Estamos rodeados de gente y sin embargo con cierta frecuencia hay quien se siente solo. Basta darse una vuelta por los hogares, los trabajos o las residencias.
A poco que entremos en las casas descubrimos verdaderos cementerios destrozados por el efecto de una soledad no deseada; propiciada por quienes no supieron cuidarse y amarse mutuamente: hijos que apenas visitan a sus padres, esposas que humillan a sus maridos, esposos que maltratan a sus mujeres, hijos que tratan con la punta del pie a sus padres, padres que utilizan como pelotas de ping pong a sus niños, familias rotas, bloqueadas por cuestiones económicas… O descubrimos directamente un ir aguantando hasta que la vida se encarga de poner dolorosamente e irremediablemente las cosas en su sitio como si se tratase de una vela con apenas luz y que irremediablemente se derrite.
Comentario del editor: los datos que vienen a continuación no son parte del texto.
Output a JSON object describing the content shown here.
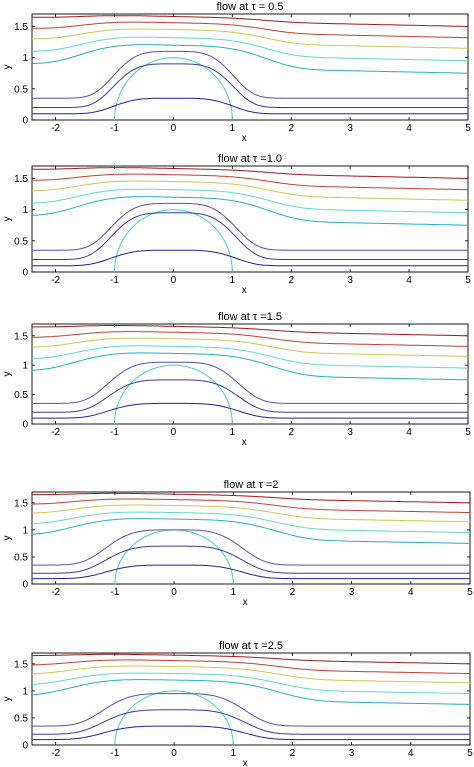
{
  "figure": {
    "panels": [
      {
        "title": "flow at  τ = 0.5",
        "xlabel": "x",
        "ylabel": "y"
      },
      {
        "title": "flow at  τ =1.0",
        "xlabel": "x",
        "ylabel": "y"
      },
      {
        "title": "flow at  τ =1.5",
        "xlabel": "x",
        "ylabel": "y"
      },
      {
        "title": "flow at  τ =2",
        "xlabel": "x",
        "ylabel": "y"
      },
      {
        "title": "flow at  τ =2.5",
        "xlabel": "x",
        "ylabel": "y"
      }
    ],
    "colors": {
      "level_0": "#2020a0",
      "level_1": "#3838a8",
      "level_2": "#5050b8",
      "level_3": "#20b0c8",
      "level_4": "#60d8d0",
      "level_5": "#c8c850",
      "level_6": "#e0a040",
      "level_7": "#c04030",
      "level_8": "#a01818",
      "circle": "#40d0d0"
    }
  },
  "chart_data": [
    {
      "type": "line",
      "title": "flow at  τ = 0.5",
      "xlabel": "x",
      "ylabel": "y",
      "xlim": [
        -2.4,
        5
      ],
      "ylim": [
        0,
        1.7
      ],
      "xticks": [
        "-2",
        "-1",
        "0",
        "1",
        "2",
        "3",
        "4",
        "5"
      ],
      "yticks": [
        "0",
        "0.5",
        "1",
        "1.5"
      ],
      "tau": 0.5,
      "body_radius": 1.0,
      "series": [
        {
          "y_far": 0.1,
          "bubble_height": 0.35,
          "color_key": "level_0"
        },
        {
          "y_far": 0.2,
          "bubble_height": 0.9,
          "color_key": "level_1"
        },
        {
          "y_far": 0.35,
          "bubble_height": 1.1,
          "color_key": "level_2"
        },
        {
          "y_far": 0.85,
          "bubble_height": 1.2,
          "color_key": "level_3"
        },
        {
          "y_far": 1.05,
          "bubble_height": 1.32,
          "color_key": "level_4"
        },
        {
          "y_far": 1.25,
          "bubble_height": 1.45,
          "color_key": "level_5"
        },
        {
          "y_far": 1.42,
          "bubble_height": 1.56,
          "color_key": "level_7"
        },
        {
          "y_far": 1.6,
          "bubble_height": 1.66,
          "color_key": "level_8"
        }
      ]
    },
    {
      "type": "line",
      "title": "flow at  τ =1.0",
      "xlabel": "x",
      "ylabel": "y",
      "xlim": [
        -2.4,
        5
      ],
      "ylim": [
        0,
        1.7
      ],
      "xticks": [
        "-2",
        "-1",
        "0",
        "1",
        "2",
        "3",
        "4",
        "5"
      ],
      "yticks": [
        "0",
        "0.5",
        "1",
        "1.5"
      ],
      "tau": 1.0,
      "body_radius": 1.0,
      "series": [
        {
          "y_far": 0.1,
          "bubble_height": 0.35,
          "color_key": "level_0"
        },
        {
          "y_far": 0.2,
          "bubble_height": 0.95,
          "color_key": "level_1"
        },
        {
          "y_far": 0.35,
          "bubble_height": 1.1,
          "color_key": "level_2"
        },
        {
          "y_far": 0.85,
          "bubble_height": 1.2,
          "color_key": "level_3"
        },
        {
          "y_far": 1.05,
          "bubble_height": 1.32,
          "color_key": "level_4"
        },
        {
          "y_far": 1.25,
          "bubble_height": 1.45,
          "color_key": "level_5"
        },
        {
          "y_far": 1.42,
          "bubble_height": 1.56,
          "color_key": "level_7"
        },
        {
          "y_far": 1.6,
          "bubble_height": 1.66,
          "color_key": "level_8"
        }
      ]
    },
    {
      "type": "line",
      "title": "flow at  τ =1.5",
      "xlabel": "x",
      "ylabel": "y",
      "xlim": [
        -2.4,
        5
      ],
      "ylim": [
        0,
        1.7
      ],
      "xticks": [
        "-2",
        "-1",
        "0",
        "1",
        "2",
        "3",
        "4",
        "5"
      ],
      "yticks": [
        "0",
        "0.5",
        "1",
        "1.5"
      ],
      "tau": 1.5,
      "body_radius": 1.0,
      "series": [
        {
          "y_far": 0.1,
          "bubble_height": 0.35,
          "color_key": "level_0"
        },
        {
          "y_far": 0.2,
          "bubble_height": 0.75,
          "color_key": "level_1"
        },
        {
          "y_far": 0.35,
          "bubble_height": 1.05,
          "color_key": "level_2"
        },
        {
          "y_far": 0.85,
          "bubble_height": 1.2,
          "color_key": "level_3"
        },
        {
          "y_far": 1.05,
          "bubble_height": 1.32,
          "color_key": "level_4"
        },
        {
          "y_far": 1.25,
          "bubble_height": 1.45,
          "color_key": "level_5"
        },
        {
          "y_far": 1.42,
          "bubble_height": 1.56,
          "color_key": "level_7"
        },
        {
          "y_far": 1.6,
          "bubble_height": 1.66,
          "color_key": "level_8"
        }
      ]
    },
    {
      "type": "line",
      "title": "flow at  τ =2",
      "xlabel": "x",
      "ylabel": "y",
      "xlim": [
        -2.4,
        5
      ],
      "ylim": [
        0,
        1.7
      ],
      "xticks": [
        "-2",
        "-1",
        "0",
        "1",
        "2",
        "3",
        "4",
        "5"
      ],
      "yticks": [
        "0",
        "0.5",
        "1",
        "1.5"
      ],
      "tau": 2.0,
      "body_radius": 1.0,
      "series": [
        {
          "y_far": 0.1,
          "bubble_height": 0.35,
          "color_key": "level_0"
        },
        {
          "y_far": 0.2,
          "bubble_height": 0.7,
          "color_key": "level_1"
        },
        {
          "y_far": 0.35,
          "bubble_height": 1.0,
          "color_key": "level_2"
        },
        {
          "y_far": 0.85,
          "bubble_height": 1.2,
          "color_key": "level_3"
        },
        {
          "y_far": 1.05,
          "bubble_height": 1.32,
          "color_key": "level_4"
        },
        {
          "y_far": 1.25,
          "bubble_height": 1.45,
          "color_key": "level_5"
        },
        {
          "y_far": 1.42,
          "bubble_height": 1.56,
          "color_key": "level_7"
        },
        {
          "y_far": 1.6,
          "bubble_height": 1.66,
          "color_key": "level_8"
        }
      ]
    },
    {
      "type": "line",
      "title": "flow at  τ =2.5",
      "xlabel": "x",
      "ylabel": "y",
      "xlim": [
        -2.4,
        5
      ],
      "ylim": [
        0,
        1.7
      ],
      "xticks": [
        "-2",
        "-1",
        "0",
        "1",
        "2",
        "3",
        "4",
        "5"
      ],
      "yticks": [
        "0",
        "0.5",
        "1",
        "1.5"
      ],
      "tau": 2.5,
      "body_radius": 1.0,
      "series": [
        {
          "y_far": 0.1,
          "bubble_height": 0.35,
          "color_key": "level_0"
        },
        {
          "y_far": 0.2,
          "bubble_height": 0.65,
          "color_key": "level_1"
        },
        {
          "y_far": 0.35,
          "bubble_height": 0.95,
          "color_key": "level_2"
        },
        {
          "y_far": 0.85,
          "bubble_height": 1.2,
          "color_key": "level_3"
        },
        {
          "y_far": 1.05,
          "bubble_height": 1.32,
          "color_key": "level_4"
        },
        {
          "y_far": 1.25,
          "bubble_height": 1.45,
          "color_key": "level_5"
        },
        {
          "y_far": 1.42,
          "bubble_height": 1.56,
          "color_key": "level_7"
        },
        {
          "y_far": 1.6,
          "bubble_height": 1.66,
          "color_key": "level_8"
        }
      ]
    }
  ]
}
No hace falta salir en televisión para mostrar nuestras miserias para que alguien nos socorra; lo único que hace falta es que todos sin excepción, estemos pendientes del vecino, del amigo, de tu padre o tu madre. De tu hermano. Pretendemos vivir felices. Y la felicidad se nos escapa entre los dedos, como si de agua se tratase. Jesús de Nazaret sentenció: “no hay mayor amor que el que da la vida por los amigos”.
Escucha Palabras para la vida, el programa del jueves 27 de septiembre : "Soledad y amor"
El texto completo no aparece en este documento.